Мужской голос сказал: «Полиция», – записал, кто звонит, и сообщил ему, что дом опечатан.
* * *…Получилось, что во всей этой огромной, утыканной огнями Москве у Евы никого нет, кроме древней Натальи Андреевны с запудренным волосатым подбородком. Она не могла заставить себя открыть записную книжку и позвонить друзьям и знакомым, которые остались от той жизни. Та Москва включала в себя Катю.
Кроме того, у нее не было сил на ту Москву.
Утром четвертого января Томас забежал на полчаса и сказал, что торопится на репетицию. Ева сделала ему омлет, и они спокойно – почти спокойно – посидели за кухонным столом. Он заговорил о спектакле, к которому сейчас приступает.
– Я все мучаюсь, как мне показать бездну на сцене, – сказал он, намазывая хлеб маслом и сверху кладя на него плотный кусок сыра (она привычно ахнула: так едят только в России!). – Я могу: реку, поле, лес, любовь – пожалуйста! Все накатано. Но бездну?
– Зачем тебе бездна?
Увидела со стороны: сидят за столом – после всего! – завтракают, разговаривают – почти супружеская пара – он торопится на репетицию, кофе, воробей на ветке, обсуждают бездну.
Именно бездну.
Не лес и не любовь.
Это он умеет.
– Зачем мне бездна? – переспросил он. – Затем, что все остальные объемы, – понимаешь? – все остальные емкости, в которые помещена жизнь, – недостаточны, если хочешь сказать об этой жизни что-то всерьез. Помнишь ли ты, как сказано в Библии о тьме над бездной? Я хочу показать нашу жизнь – обыкновенную нашу жизнь, ну, знаешь, как у Чехова, «едят, пьют, разговаривают», – но так, чтобы она предстала в форме тьмы…
– Как это: в форме тьмы?
У него загорелось и посветлело лицо.
– Вот над этим я и бьюсь сейчас! Чтобы показать два измерения разом: бытовуху – ты знаешь, что такое по-нашему «бытовуха»? – и тьму, смертную тьму, которая как паром окутывает нас, все покрывает, потому что это близко, рядом, перетекает из одного в другое, а мы не замечаем, не догадываемся…

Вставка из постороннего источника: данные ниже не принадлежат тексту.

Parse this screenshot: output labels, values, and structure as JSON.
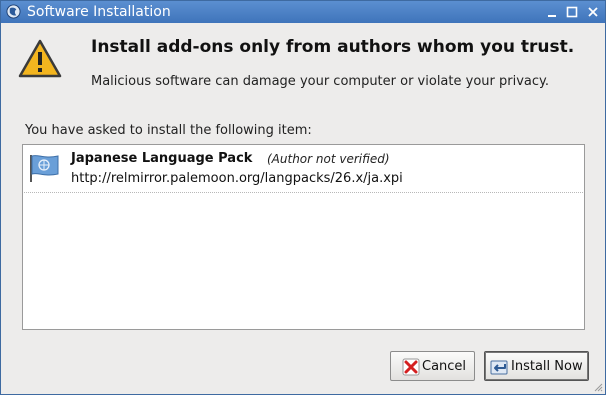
{
  "window": {
    "title": "Software Installation"
  },
  "warning": {
    "headline": "Install add-ons only from authors whom you trust.",
    "message": "Malicious software can damage your computer or violate your privacy."
  },
  "list": {
    "label": "You have asked to install the following item:",
    "items": [
      {
        "name": "Japanese Language Pack",
        "author": "(Author not verified)",
        "url": "http://relmirror.palemoon.org/langpacks/26.x/ja.xpi",
        "icon": "flag-icon"
      }
    ]
  },
  "buttons": {
    "cancel_label": "Cancel",
    "install_label": "Install Now"
  },
  "colors": {
    "titlebar": "#4a80c6",
    "warning": "#f3b51f"
  }
}
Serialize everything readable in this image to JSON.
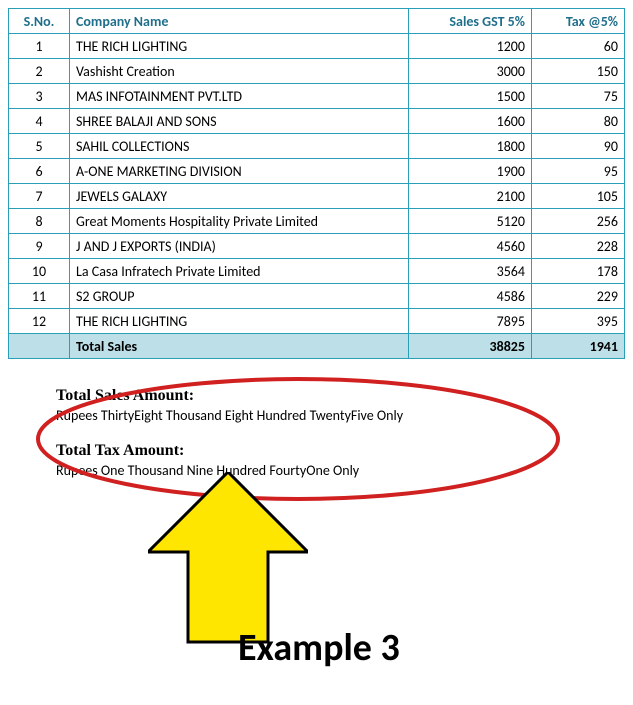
{
  "chart_data": {
    "type": "table",
    "title": "Sales GST 5% and Tax @5% by Company",
    "columns": [
      "S.No.",
      "Company Name",
      "Sales GST 5%",
      "Tax @5%"
    ],
    "rows": [
      {
        "sno": 1,
        "company": "THE RICH LIGHTING",
        "sales": 1200,
        "tax": 60
      },
      {
        "sno": 2,
        "company": "Vashisht Creation",
        "sales": 3000,
        "tax": 150
      },
      {
        "sno": 3,
        "company": "MAS INFOTAINMENT PVT.LTD",
        "sales": 1500,
        "tax": 75
      },
      {
        "sno": 4,
        "company": "SHREE BALAJI AND SONS",
        "sales": 1600,
        "tax": 80
      },
      {
        "sno": 5,
        "company": "SAHIL COLLECTIONS",
        "sales": 1800,
        "tax": 90
      },
      {
        "sno": 6,
        "company": "A-ONE MARKETING DIVISION",
        "sales": 1900,
        "tax": 95
      },
      {
        "sno": 7,
        "company": "JEWELS GALAXY",
        "sales": 2100,
        "tax": 105
      },
      {
        "sno": 8,
        "company": "Great Moments Hospitality Private Limited",
        "sales": 5120,
        "tax": 256
      },
      {
        "sno": 9,
        "company": "J AND J EXPORTS (INDIA)",
        "sales": 4560,
        "tax": 228
      },
      {
        "sno": 10,
        "company": "La Casa Infratech Private Limited",
        "sales": 3564,
        "tax": 178
      },
      {
        "sno": 11,
        "company": "S2 GROUP",
        "sales": 4586,
        "tax": 229
      },
      {
        "sno": 12,
        "company": "THE RICH LIGHTING",
        "sales": 7895,
        "tax": 395
      }
    ],
    "totals": {
      "label": "Total Sales",
      "sales": 38825,
      "tax": 1941
    }
  },
  "headers": {
    "sno": "S.No.",
    "company": "Company Name",
    "sales": "Sales GST 5%",
    "tax": "Tax @5%"
  },
  "totals_row": {
    "label": "Total Sales",
    "sales": "38825",
    "tax": "1941"
  },
  "amounts": {
    "sales_heading": "Total Sales Amount:",
    "sales_words": "Rupees ThirtyEight Thousand Eight Hundred TwentyFive Only",
    "tax_heading": "Total Tax Amount:",
    "tax_words": "Rupees One Thousand Nine Hundred FourtyOne Only"
  },
  "annotation": {
    "example_label": "Example 3"
  }
}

Он вдруг осекся. Ева встала из-за стола и отошла к окну.
– Нет, рассказывай, – пробормотала она, – я ничего…
Он обхватил голову руками.
– Идиот я, что же я тебе…
– Ты ни при чем, ты не должен все время помнить и ловить себя на каждом слове… Так тоже нельзя. Просто я сейчас, как… Как handicap[21]…
– Это что?
– Как инвалид, – поправилась она. – То, что ты ставишь на сцене, у меня это… – Она повернулась к нему с искаженным лицом и сама почувствовала, как от усилия не заплакать на шее у нее напружились жилы.
Не вставая со стула, он обнял ее за талию, прижался лицом к ее животу.
– Я все время чувствую себя виноватым, – пробормотал он, – черт знает что… Прихожу домой – там эти перевернутые глаза, эти подозрения на каждом шагу, здесь – ты…
Она отступила назад и изо всех сил оттолкнула его лицо.
– Ты сравниваешь! Ты сравниваешь? Подозрения своей жены и то, что я, то, что мне… Как ты смеешь это сравнивать?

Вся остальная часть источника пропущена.